(CNN)When Ashley Bourne was younger, he saw cloaked figures disappearing behind doors — doors no outsiders were allowed to enter — at a Cistercian monastery on the coast of Wales. Ever since Bourne saw those monks, he became curious about the monastic way of life.

“It really struck my imagination,” the photographer said, adding that his family to this day still goes on little holidays to the little Welsh island where the monastery sits. “It was like visiting this almost medieval world that was both exciting and mysterious.”
    When it was time to complete his final degree project at Falmouth University, Bourne thought back to those cloaked, contemplative memories and decided to make a photo series about it.


    “I came to realize this way of working reflected the way of life I was focused on: slow and carefully considered,” he said.
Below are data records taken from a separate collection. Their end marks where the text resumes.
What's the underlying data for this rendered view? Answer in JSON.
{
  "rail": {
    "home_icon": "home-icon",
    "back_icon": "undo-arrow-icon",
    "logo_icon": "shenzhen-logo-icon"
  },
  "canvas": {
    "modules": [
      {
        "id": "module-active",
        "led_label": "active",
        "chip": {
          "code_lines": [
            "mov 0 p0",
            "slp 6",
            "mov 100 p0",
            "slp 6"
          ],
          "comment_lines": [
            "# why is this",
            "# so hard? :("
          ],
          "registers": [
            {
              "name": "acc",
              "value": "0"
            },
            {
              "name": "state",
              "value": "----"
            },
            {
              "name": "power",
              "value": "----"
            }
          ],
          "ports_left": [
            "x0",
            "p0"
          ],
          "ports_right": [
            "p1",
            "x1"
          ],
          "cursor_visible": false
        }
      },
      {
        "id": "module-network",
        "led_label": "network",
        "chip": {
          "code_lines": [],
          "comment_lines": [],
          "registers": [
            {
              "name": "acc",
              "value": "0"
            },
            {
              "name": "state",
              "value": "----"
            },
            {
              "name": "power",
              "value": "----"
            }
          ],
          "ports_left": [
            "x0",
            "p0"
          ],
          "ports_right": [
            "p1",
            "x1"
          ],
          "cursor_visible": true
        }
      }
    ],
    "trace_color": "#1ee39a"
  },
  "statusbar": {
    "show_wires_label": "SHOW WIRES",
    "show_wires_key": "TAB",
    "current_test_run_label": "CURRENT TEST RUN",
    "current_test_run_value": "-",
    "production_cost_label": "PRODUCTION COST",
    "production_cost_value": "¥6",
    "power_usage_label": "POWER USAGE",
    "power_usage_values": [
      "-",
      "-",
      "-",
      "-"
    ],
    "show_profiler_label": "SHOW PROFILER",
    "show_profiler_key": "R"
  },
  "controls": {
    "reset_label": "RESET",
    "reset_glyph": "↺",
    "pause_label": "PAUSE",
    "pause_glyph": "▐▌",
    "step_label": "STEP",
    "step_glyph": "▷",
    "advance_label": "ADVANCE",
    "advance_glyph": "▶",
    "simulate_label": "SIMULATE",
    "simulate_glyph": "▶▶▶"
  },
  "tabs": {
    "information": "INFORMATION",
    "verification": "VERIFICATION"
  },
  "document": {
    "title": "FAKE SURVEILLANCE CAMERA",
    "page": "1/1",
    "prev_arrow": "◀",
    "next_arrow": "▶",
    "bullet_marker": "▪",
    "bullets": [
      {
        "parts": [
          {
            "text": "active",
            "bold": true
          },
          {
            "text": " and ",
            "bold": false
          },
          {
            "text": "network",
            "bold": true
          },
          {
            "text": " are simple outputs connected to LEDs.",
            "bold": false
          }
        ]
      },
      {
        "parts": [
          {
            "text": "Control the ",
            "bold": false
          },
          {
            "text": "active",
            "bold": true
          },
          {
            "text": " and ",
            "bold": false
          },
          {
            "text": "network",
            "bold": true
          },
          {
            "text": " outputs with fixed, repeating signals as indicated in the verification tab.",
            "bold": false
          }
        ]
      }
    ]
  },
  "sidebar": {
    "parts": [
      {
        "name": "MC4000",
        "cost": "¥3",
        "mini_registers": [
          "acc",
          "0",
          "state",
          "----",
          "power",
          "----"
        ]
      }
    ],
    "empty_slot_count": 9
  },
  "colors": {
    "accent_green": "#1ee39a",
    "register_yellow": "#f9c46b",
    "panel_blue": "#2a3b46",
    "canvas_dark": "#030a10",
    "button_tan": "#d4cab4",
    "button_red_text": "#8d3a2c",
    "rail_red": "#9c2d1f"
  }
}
    Bourne met one monk, Father Dominic Mansi, who has a huge passion for magic. They sat in Mansi’s private living space, discussing all things magic, before the monk went on to show Bourne his many tricks: card tricks, making things disappear, you name it.
    Another memorable moment for Bourne was sharing a glass of the famous Buckfast tonic — a mixture of fortified wine and caffeine — with Buckfast Abbey’s oldest monk, Father Sebastien. He has been at the monastery for almost 65 years.
    Bourne’s photograph of Father Sebastien — No. 4 in the gallery above — was made right before they sat down for their tonic. And after the photograph, Bourne says he then listened to Father Sebastien practice playing his organ in the church.
    None of the photographs in “Benedict’s House” are necessarily about the Catholic Church, Bourne says. They’re more so about one’s devotion to a life of spirituality, or a higher power, that is present in almost every religion.
    “I wanted to portray religion in a positive light,” Bourne said. “A monastic vocation or devotion of life to a spiritual service can be found in Buddhism, Hinduism, etc., and so the work primarily aims to highlight the beauty of this service.”